Une fois que l'âme est arrivée à cette transformation parfaite, elle a pris tout son développement et ne croît plus par le fait de ces grâces nouvelles. Et pourtant, chose admirable, cette âme qui ne reçoit plus de délices nouvelles a le sentiment qu'elle les reçoit sans cesse et même qu'elle les possédait déjà. La raison en est qu'elle les goûte toujours d'une manière nouvelle, parce que le bien dont elle jouit est un bien toujours nouveau. 

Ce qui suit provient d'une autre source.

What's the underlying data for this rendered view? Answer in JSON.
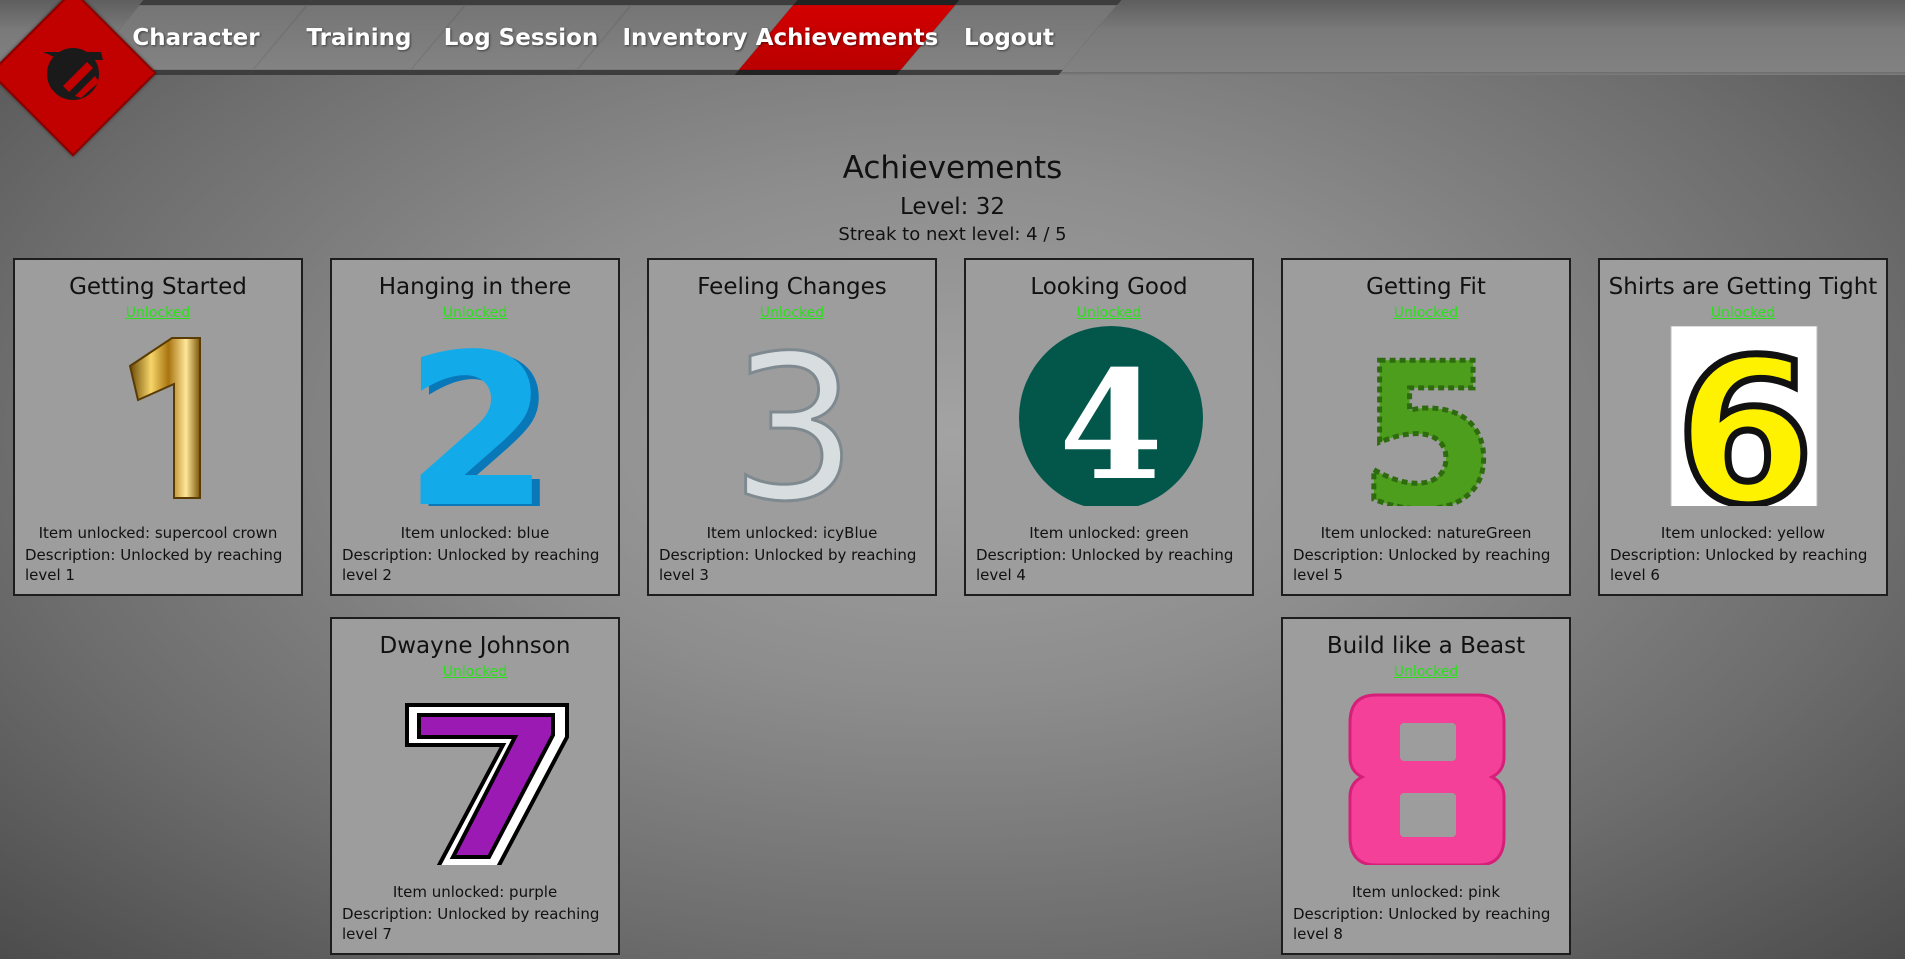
{
  "nav": {
    "tabs": [
      {
        "label": "Character"
      },
      {
        "label": "Training"
      },
      {
        "label": "Log Session"
      },
      {
        "label": "Inventory"
      },
      {
        "label": "Achievements",
        "active": true
      },
      {
        "label": "Logout"
      }
    ]
  },
  "page": {
    "title": "Achievements",
    "level": "Level: 32",
    "streak": "Streak to next level: 4 / 5"
  },
  "achievements": [
    {
      "title": "Getting Started",
      "status": "Unlocked",
      "item": "Item unlocked: supercool crown",
      "description": "Description: Unlocked by reaching level 1",
      "numeral": "1",
      "icon": "gold-numeral-1"
    },
    {
      "title": "Hanging in there",
      "status": "Unlocked",
      "item": "Item unlocked: blue",
      "description": "Description: Unlocked by reaching level 2",
      "numeral": "2",
      "icon": "blue-numeral-2"
    },
    {
      "title": "Feeling Changes",
      "status": "Unlocked",
      "item": "Item unlocked: icyBlue",
      "description": "Description: Unlocked by reaching level 3",
      "numeral": "3",
      "icon": "ice-numeral-3"
    },
    {
      "title": "Looking Good",
      "status": "Unlocked",
      "item": "Item unlocked: green",
      "description": "Description: Unlocked by reaching level 4",
      "numeral": "4",
      "icon": "green-circle-numeral-4"
    },
    {
      "title": "Getting Fit",
      "status": "Unlocked",
      "item": "Item unlocked: natureGreen",
      "description": "Description: Unlocked by reaching level 5",
      "numeral": "5",
      "icon": "leaf-numeral-5"
    },
    {
      "title": "Shirts are Getting Tight",
      "status": "Unlocked",
      "item": "Item unlocked: yellow",
      "description": "Description: Unlocked by reaching level 6",
      "numeral": "6",
      "icon": "yellow-numeral-6"
    },
    {
      "title": "Dwayne Johnson",
      "status": "Unlocked",
      "item": "Item unlocked: purple",
      "description": "Description: Unlocked by reaching level 7",
      "numeral": "7",
      "icon": "purple-numeral-7"
    },
    {
      "title": "Build like a Beast",
      "status": "Unlocked",
      "item": "Item unlocked: pink",
      "description": "Description: Unlocked by reaching level 8",
      "numeral": "8",
      "icon": "pink-numeral-8"
    }
  ],
  "colors": {
    "accent": "#c10000",
    "unlocked": "#29e01a",
    "card_bg": "#9d9d9d"
  }
}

Voyons les vers de la seconde strophe : 


Par les lyres légères
et le chant des sirènes, je vous prie, 


Les lyres harmonieuses représentent ici les douceurs que l'époux, dans cet état, verse lui-même dans l'âme, par où il met un terme aux importunités qui la molestaient... Le chant des sirènes représente le bonheur permanent dont l'âme a été mise en possession. 


que cessent vos colères 


L'Époux donne le nom de colères aux troubles et aux tourments causés par les affections et les opérations déréglées des puissances de l'âme. Il dit donc : 


Ne touchez pas au mur, 


Ce mur représente l'enceinte de paix, le rempart de vertus et de perfections qui environnent l'âme et la protègent, tel un jardin choisi où l'Époux prend son repas parmi les fleurs. "Ma soeur, mon épouse, dit-il dans les Cantiques, est un jardin clos." (Ct 4,12) 

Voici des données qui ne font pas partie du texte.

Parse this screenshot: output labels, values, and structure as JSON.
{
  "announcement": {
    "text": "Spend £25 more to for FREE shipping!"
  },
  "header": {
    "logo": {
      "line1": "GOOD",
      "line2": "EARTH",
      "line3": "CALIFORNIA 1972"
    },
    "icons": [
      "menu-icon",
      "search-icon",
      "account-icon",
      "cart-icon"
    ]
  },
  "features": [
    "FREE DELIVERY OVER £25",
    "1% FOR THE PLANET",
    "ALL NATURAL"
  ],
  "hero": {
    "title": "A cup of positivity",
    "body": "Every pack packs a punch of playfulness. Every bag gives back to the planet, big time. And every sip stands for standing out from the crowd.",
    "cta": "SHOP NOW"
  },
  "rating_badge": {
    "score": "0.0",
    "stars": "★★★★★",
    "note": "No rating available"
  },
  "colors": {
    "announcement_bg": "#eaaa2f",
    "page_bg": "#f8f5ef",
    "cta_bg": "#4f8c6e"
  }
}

que l'épouse trouve un sommeil plus sûr 


C'est-à-dire, qu'elle jouisse plus librement du repos et de la douceur qu'elle goûte en son Bien-aimé. Il n'y a plus désormais pour l'épouse de porte fermée. Elle peut se livrer quand et comme elle le veut à ce doux sommeil d'amour, ainsi que l'époux le donne à entendre dans les Cantiques : "Je vous conjure, filles de Jérusalem, par les chevreuils et les cerfs des campagnes, de ne pas réveiller ma bien-aimée jusqu'à ce qu'elle le veuille." (Ct 3,5) 


Ces commentaires, on le comprend, anticipent sur l'état dont il sera question dans la prochaine strophe. Ils servent de transition entre les fiançailles spirituelles, encore soumises à perturbations, et l'union parfaite et paisible qui se consomme dans le mariage spirituel.